Even so, CIRM still supports basic research through its Bridges and SPARK training programs, where students at multiple levels work in world‑class stem cell labs — many of the same labs previously funded by CIRM’s basic research grants. While NIH and other funders continue to invest heavily in stem cell research ($1.8 billion from NIH in 2018 alone), CIRM believes that sustained support for basic science, especially in key areas and emerging opportunities, remains critical for discovering and developing new treatments.

Explain the differences between gene therapy and stem cell therapy?

Dr. Stephen Lin:  Gene therapy directly modifies a patient’s cells to treat disease. Most approaches use harmless, engineered viruses to deliver a gene into the cells. The field has seen major clinical successes, including the first FDA‑approved gene therapy for a genetic form of blindness in 2017 and additional approvals for genetic forms of spinal muscular atrophy and amyloidosis.

Stem cell therapy introduces stem cells into a patient to replace damaged or defective cells. These therapies can use pluripotent stem cells, which can become any cell type, or progenitor cells, which can develop into a limited set of cells. For example, hematopoietic stem cells from bone marrow can generate all blood and immune cell types, while mesenchymal stem cells from fat can form bone, cartilage, and fat. These cells may come from the patient (autologous) or a donor (allogeneic).

Gene therapy often pairs with cell therapy. Clinicians collect a patient’s cells, modify them in the lab to correct a mutation or insert a healthy gene, and then return them to the patient. This “ex vivo gene therapy” includes CAR‑T cells for cancer and gene‑modified blood stem cells for disorders like severe combined immunodeficiency and sickle cell disease. Many patients have already seen significant improvement or even cures from these approaches.

Currently, how can the outcome of CIRM stem cell medicine projects and clinical trials be soundly interpreted when their stem cell-specific doses are not known?

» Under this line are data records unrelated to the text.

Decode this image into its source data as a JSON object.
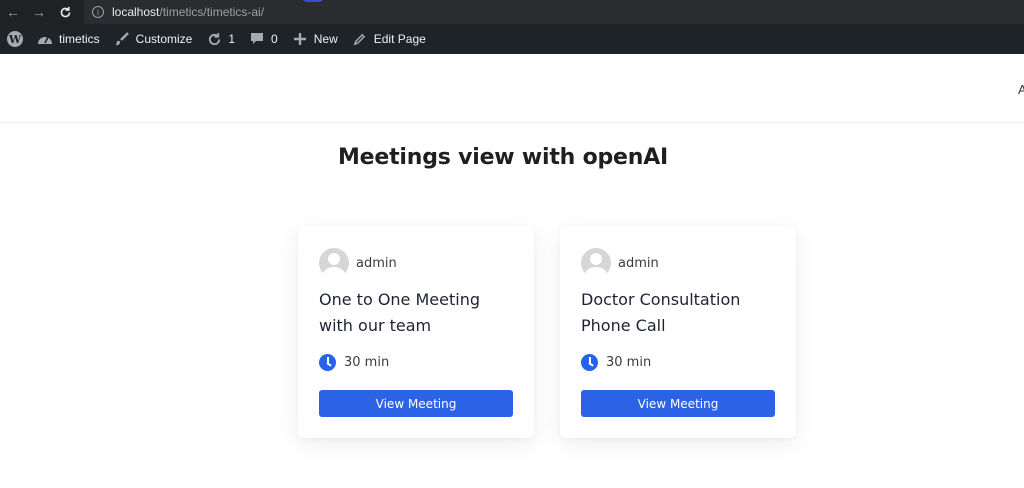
{
  "browser": {
    "url_host": "localhost",
    "url_path": "/timetics/timetics-ai/"
  },
  "admin_bar": {
    "site_name": "timetics",
    "customize": "Customize",
    "updates_count": "1",
    "comments_count": "0",
    "new_label": "New",
    "edit_page": "Edit Page"
  },
  "header": {
    "cut_text": "A"
  },
  "page": {
    "title": "Meetings view with openAI"
  },
  "meetings": [
    {
      "author": "admin",
      "title": "One to One Meeting with our team",
      "duration": "30 min",
      "button": "View Meeting"
    },
    {
      "author": "admin",
      "title": "Doctor Consultation Phone Call",
      "duration": "30 min",
      "button": "View Meeting"
    }
  ],
  "colors": {
    "accent": "#2c62e6",
    "admin_bar": "#1d2327",
    "browser_bar": "#202124"
  }
}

Dr. Stephen Lin:  Stem cell therapies must submit extensive data to the FDA before starting clinical trials. This includes animal studies showing the therapy works and identifying effective dose levels. Researchers use these data to estimate safe and potentially therapeutic doses for human trials. CIRM funds early‑stage studies to generate this information and prepare therapies for clinical testing.

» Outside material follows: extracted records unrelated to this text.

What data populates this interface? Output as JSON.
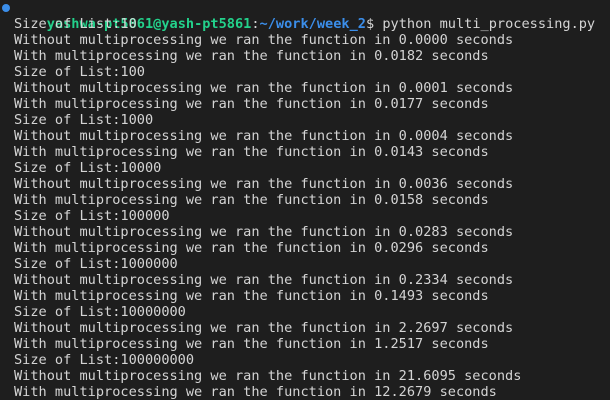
{
  "terminal": {
    "prompt": {
      "user_host": "yashwa-pt5861@yash-pt5861",
      "colon": ":",
      "path": "~/work/week_2",
      "dollar": "$ ",
      "command": "python multi_processing.py"
    },
    "output": [
      "Size of List:10",
      "Without multiprocessing we ran the function in 0.0000 seconds",
      "With multiprocessing we ran the function in 0.0182 seconds",
      "Size of List:100",
      "Without multiprocessing we ran the function in 0.0001 seconds",
      "With multiprocessing we ran the function in 0.0177 seconds",
      "Size of List:1000",
      "Without multiprocessing we ran the function in 0.0004 seconds",
      "With multiprocessing we ran the function in 0.0143 seconds",
      "Size of List:10000",
      "Without multiprocessing we ran the function in 0.0036 seconds",
      "With multiprocessing we ran the function in 0.0158 seconds",
      "Size of List:100000",
      "Without multiprocessing we ran the function in 0.0283 seconds",
      "With multiprocessing we ran the function in 0.0296 seconds",
      "Size of List:1000000",
      "Without multiprocessing we ran the function in 0.2334 seconds",
      "With multiprocessing we ran the function in 0.1493 seconds",
      "Size of List:10000000",
      "Without multiprocessing we ran the function in 2.2697 seconds",
      "With multiprocessing we ran the function in 1.2517 seconds",
      "Size of List:100000000",
      "Without multiprocessing we ran the function in 21.6095 seconds",
      "With multiprocessing we ran the function in 12.2679 seconds"
    ]
  }
}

Clinical trials often test multiple doses to find the one that works best. Dosing cell therapies is challenging because survival, engraftment, and immune rejection can affect how many cells ultimately take hold. CIRM supports studies designed to address these issues and provide the best possible dose estimates.

Is there any research on using stem cells to increase the length of long bones in people?

Dr. Kelly Shepard: There is quite a lot of ongoing research seeking ways to repair bones with stem cell based approaches, which is not the same but somewhat related. Much of this is geared towards repairing the types of bone injuries that do not heal well naturally on their own (large gaps, dead bone lesions, degenerative bone conditions). Also, a lot of this research involves engineering bone tissues in the lab and introducing the engineered tissue into a bone lesion that need be repaired. What occurs naturally at the growth plate is a complex interaction between many different cell types, much of which we do not fully understand. We do not fully understand how to use the cells that are used to engineer bone tissue in the lab. However, a group at Stanford, with some CIRM support, recently discovered a “skeletal stem cell” that exists naturally at the ends of human bones and at sites of fracture.  These are quite different than MSCs and offer a new path to be explored for repairing and generating bone.